A few minutes ago, I asked whether it was better to perform many queries at once at log in and save the data in sessions, or to query as needed. I was surprised by the answer, (to query as needed). Are there other good rules of thumb to follow when building PHP/MySQL multi-user apps that speed up performance?

I'm looking for specific ways to create the most efficient application possible.

+3  A: 
  1. Cache.
  2. Cache.
  3. Speedy indexed queries.
Jonas Elfström
Cached bytecode through APC or somthing might be worth a mention :)
Aiden Bell
A: 

agree with jonelf ,

use memcache its help

link : http://us3.php.net/manual/en/book.memcache.php

Haim Evgi
+5  A: 

Optimize your MySQL queries first, then the PHP that handles it, and then lastly cache the results of large queries and searches. MySQL is, by far, the most frequent bottleneck in an application. A poorly designed query can take two to three times longer than a well designed query that only selects needed information.

Therefore, if your queries are optimized before you cache them, you have saved a good deal of processing time.

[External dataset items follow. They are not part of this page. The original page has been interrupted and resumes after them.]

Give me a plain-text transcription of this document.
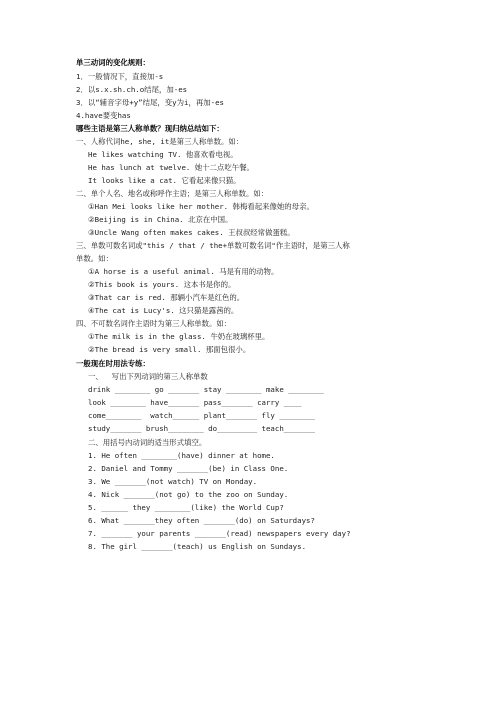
单三动词的变化规则：
1．一般情况下，直接加-s
2．以s.x.sh.ch.o结尾，加-es
3．以“辅音字母+y”结尾，变y为i，再加-es
4.have要变has
哪些主语是第三人称单数？现归纳总结如下：
一、人称代词he, she, it是第三人称单数。如：
He likes watching TV. 他喜欢看电视。
He has lunch at twelve. 她十二点吃午餐。
It looks like a cat. 它看起来像只猫。
二、单个人名、地名或称呼作主语；是第三人称单数。如：
①Han Mei looks like her mother. 韩梅看起来像她的母亲。
②Beijing is in China. 北京在中国。
③Uncle Wang often makes cakes. 王叔叔经常做蛋糕。
三、单数可数名词或"this / that / the+单数可数名词"作主语时，是第三人称
单数。如：
①A horse is a useful animal. 马是有用的动物。
②This book is yours. 这本书是你的。
③That car is red. 那辆小汽车是红色的。
④The cat is Lucy's. 这只猫是露茜的。
四、不可数名词作主语时为第三人称单数。如：
①The milk is in the glass. 牛奶在玻璃杯里。
②The bread is very small. 那面包很小。
一般现在时用法专练：
一、  写出下列动词的第三人称单数
drink ________ go _______ stay ________ make ________
look ________ have_______ pass_______ carry ____
come________  watch______ plant_______ fly ________
study_______ brush________ do_________ teach_______
二、用括号内动词的适当形式填空。
1. He often ________(have) dinner at home.
2. Daniel and Tommy _______(be) in Class One.
3. We _______(not watch) TV on Monday.
4. Nick _______(not go) to the zoo on Sunday.
5. ______ they ________(like) the World Cup?
6. What _______they often _______(do) on Saturdays?
7. _______ your parents _______(read) newspapers every day?
8. The girl _______(teach) us English on Sundays.
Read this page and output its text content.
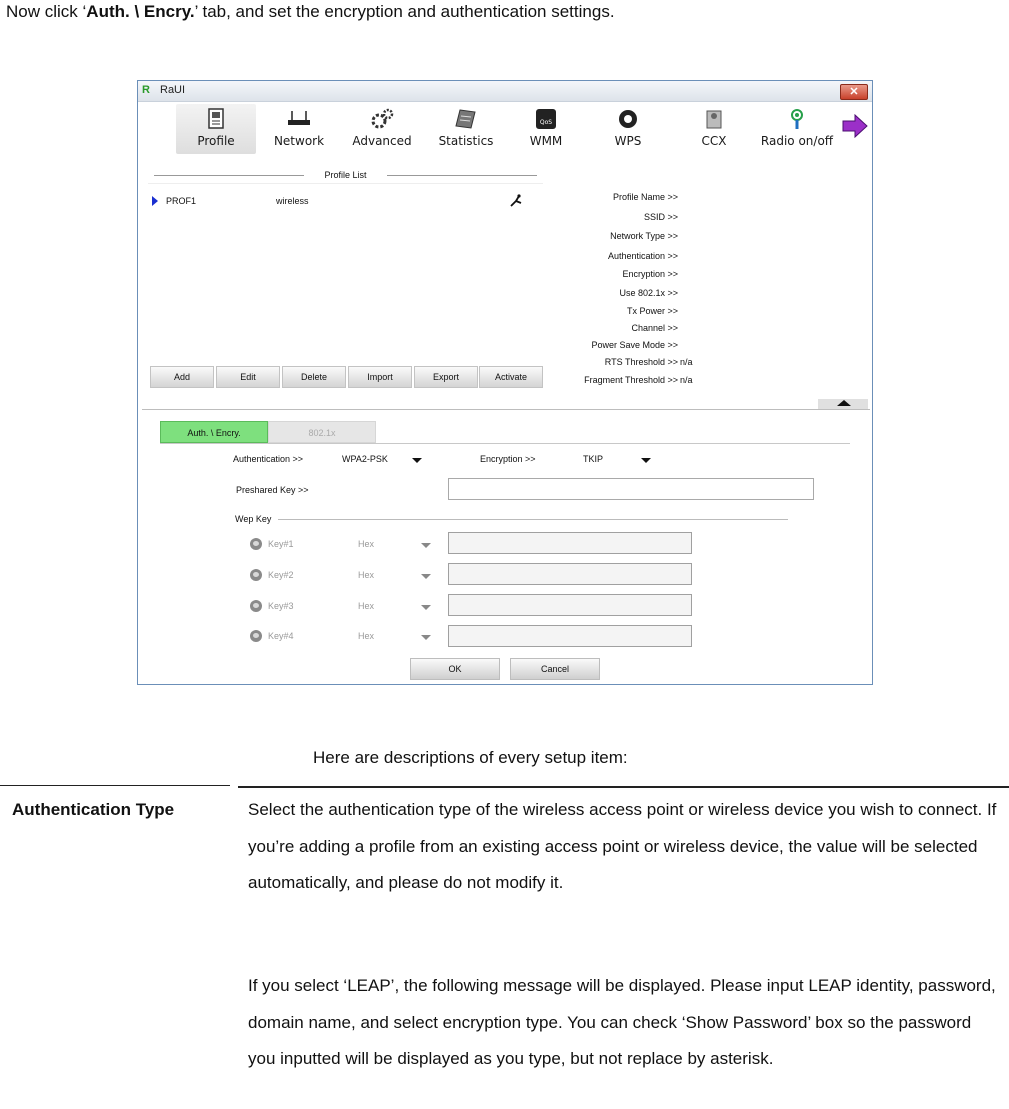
Now click ‘Auth. \ Encry.’ tab, and set the encryption and authentication settings.
R RaUI	✕
Profile	Network	Advanced	Statistics
QoS
WMM	WPS	CCX	Radio on/off
Profile List
PROF1	wireless
Add	Edit	Delete	Import	Export	Activate
Profile Name >>
SSID >>
Network Type >>
Authentication >>
Encryption >>
Use 802.1x >>
Tx Power >>
Channel >>
Power Save Mode >>
RTS Threshold >> n/a
Fragment Threshold >> n/a
Auth. \ Encry.	802.1x
Authentication >>	WPA2-PSK	Encryption >>	TKIP
Preshared Key >>
Wep Key
Key#1	Hex
Key#2	Hex
Key#3	Hex
Key#4	Hex
OK	Cancel
Here are descriptions of every setup item:
Authentication Type	Select the authentication type of the wireless access point or wireless device you wish to connect. If you’re adding a profile from an existing access point or wireless device, the value will be selected automatically, and please do not modify it.
If you select ‘LEAP’, the following message will be displayed. Please input LEAP identity, password, domain name, and select encryption type. You can check ‘Show Password’ box so the password you inputted will be displayed as you type, but not replace by asterisk.
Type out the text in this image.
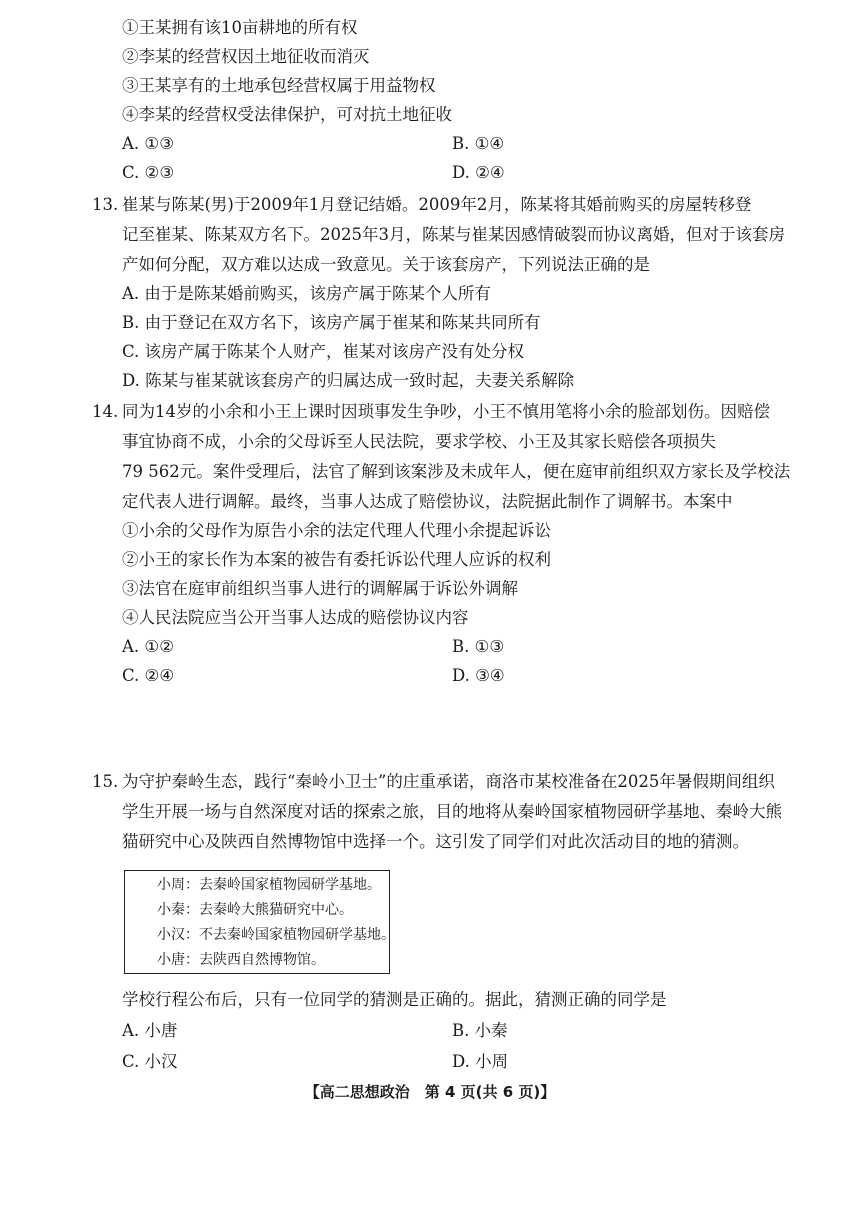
①王某拥有该10亩耕地的所有权
②李某的经营权因土地征收而消灭
③王某享有的土地承包经营权属于用益物权
④李某的经营权受法律保护，可对抗土地征收
A. ①③	B. ①④
C. ②③	D. ②④
13. 崔某与陈某(男)于2009年1月登记结婚。2009年2月，陈某将其婚前购买的房屋转移登
记至崔某、陈某双方名下。2025年3月，陈某与崔某因感情破裂而协议离婚，但对于该套房
产如何分配，双方难以达成一致意见。关于该套房产，下列说法正确的是
A. 由于是陈某婚前购买，该房产属于陈某个人所有
B. 由于登记在双方名下，该房产属于崔某和陈某共同所有
C. 该房产属于陈某个人财产，崔某对该房产没有处分权
D. 陈某与崔某就该套房产的归属达成一致时起，夫妻关系解除
14. 同为14岁的小余和小王上课时因琐事发生争吵，小王不慎用笔将小余的脸部划伤。因赔偿
事宜协商不成，小余的父母诉至人民法院，要求学校、小王及其家长赔偿各项损失
79 562元。案件受理后，法官了解到该案涉及未成年人，便在庭审前组织双方家长及学校法
定代表人进行调解。最终，当事人达成了赔偿协议，法院据此制作了调解书。本案中
①小余的父母作为原告小余的法定代理人代理小余提起诉讼
②小王的家长作为本案的被告有委托诉讼代理人应诉的权利
③法官在庭审前组织当事人进行的调解属于诉讼外调解
④人民法院应当公开当事人达成的赔偿协议内容
A. ①②	B. ①③
C. ②④	D. ③④
15. 为守护秦岭生态，践行“秦岭小卫士”的庄重承诺，商洛市某校准备在2025年暑假期间组织
学生开展一场与自然深度对话的探索之旅，目的地将从秦岭国家植物园研学基地、秦岭大熊
猫研究中心及陕西自然博物馆中选择一个。这引发了同学们对此次活动目的地的猜测。
小周：去秦岭国家植物园研学基地。
小秦：去秦岭大熊猫研究中心。
小汉：不去秦岭国家植物园研学基地。
小唐：去陕西自然博物馆。
学校行程公布后，只有一位同学的猜测是正确的。据此，猜测正确的同学是
A. 小唐	B. 小秦
C. 小汉	D. 小周
【高二思想政治　第 4 页(共 6 页)】
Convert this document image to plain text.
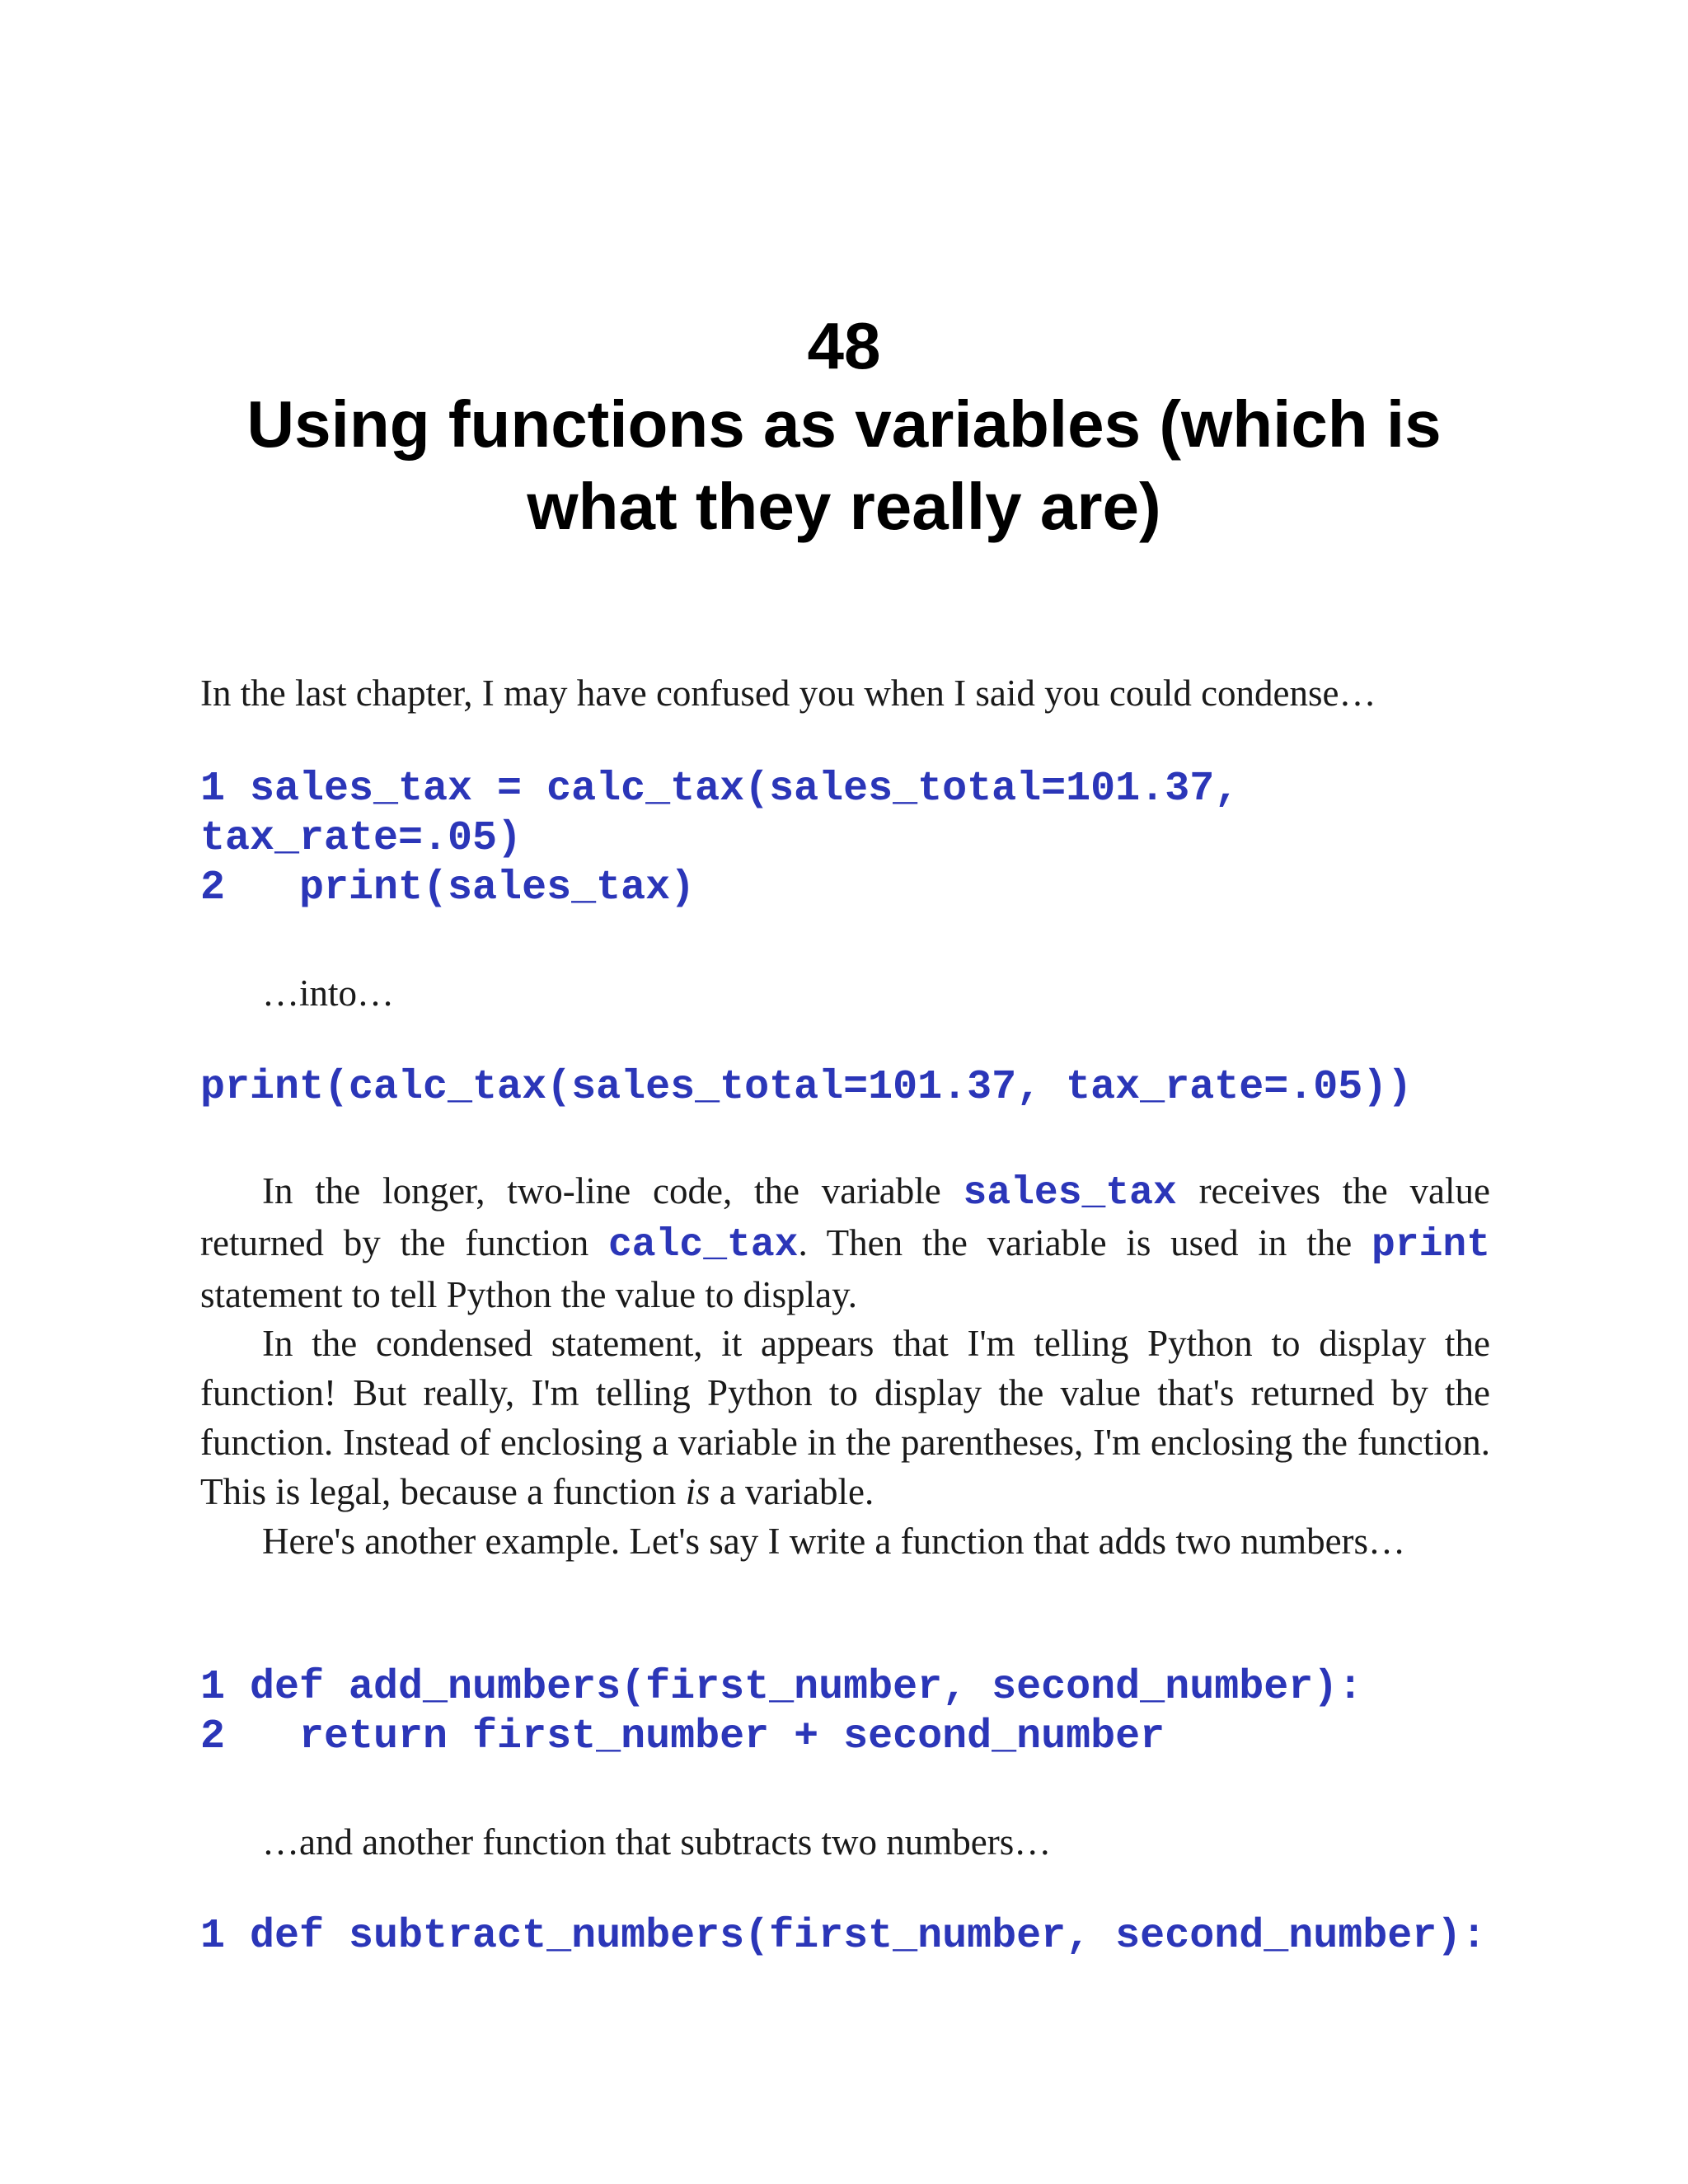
48
Using functions as variables (which is
what they really are)

In the last chapter, I may have confused you when I said you could condense…

1 sales_tax = calc_tax(sales_total=101.37,
tax_rate=.05)
2   print(sales_tax)

…into…

print(calc_tax(sales_total=101.37, tax_rate=.05))

In the longer, two-line code, the variable sales_tax receives the value returned by the function calc_tax. Then the variable is used in the print statement to tell Python the value to display.

In the condensed statement, it appears that I'm telling Python to display the function! But really, I'm telling Python to display the value that's returned by the function. Instead of enclosing a variable in the parentheses, I'm enclosing the function. This is legal, because a function is a variable.

Here's another example. Let's say I write a function that adds two numbers…

1 def add_numbers(first_number, second_number):
2   return first_number + second_number

…and another function that subtracts two numbers…

1 def subtract_numbers(first_number, second_number):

However, on some shared hosts caching is file-system only thanks to a lack of Memcached. In this instance it may be better to run smaller queries than it is to cache them, as the seek time of the hard drive (and waiting for access due to other sites) can easily take longer than the query when your site is under load.

The Wicked Flea
+7  A: 

hashing

know your hashes (arrays/tables/ordered maps/whatever you call them). a hash lookup is very fast, and sometimes, if you have O(n^2) loops, you may reduce them to O(n) by organizing them into an array (keyed by primary key) first and then processing them.

an example:

foreach ($results as $result)
  if (in_array($result->id, $other_results)
     $found++;

is slow - in_array loops through the whole $other_result, resulting in O(n^2).

foreach ($other_results as $other_result)
  $hash[$other_result->id] = true;

foreach ($results as $result)
  if (isset($hash[$result->id]))
    $found++;

the second one is a lot faster (depending on the result sets - the bigger, the faster), because isset() is (almost) constant time. actually, this is not a very good example - you could do this even faster using built in php functions, but you get the idea.

optimizing (My)SQL

  • mysql.conf: i don't have any idea how much performance you can gain by optimizing your mysql configuration instead of leaving the default. but i've read you can ignore every postgresql benchmark that used the default configuration. afaik with configuration matters less with mysql, but why ignore it? rule of thumb: try to fit the whole database into memory :)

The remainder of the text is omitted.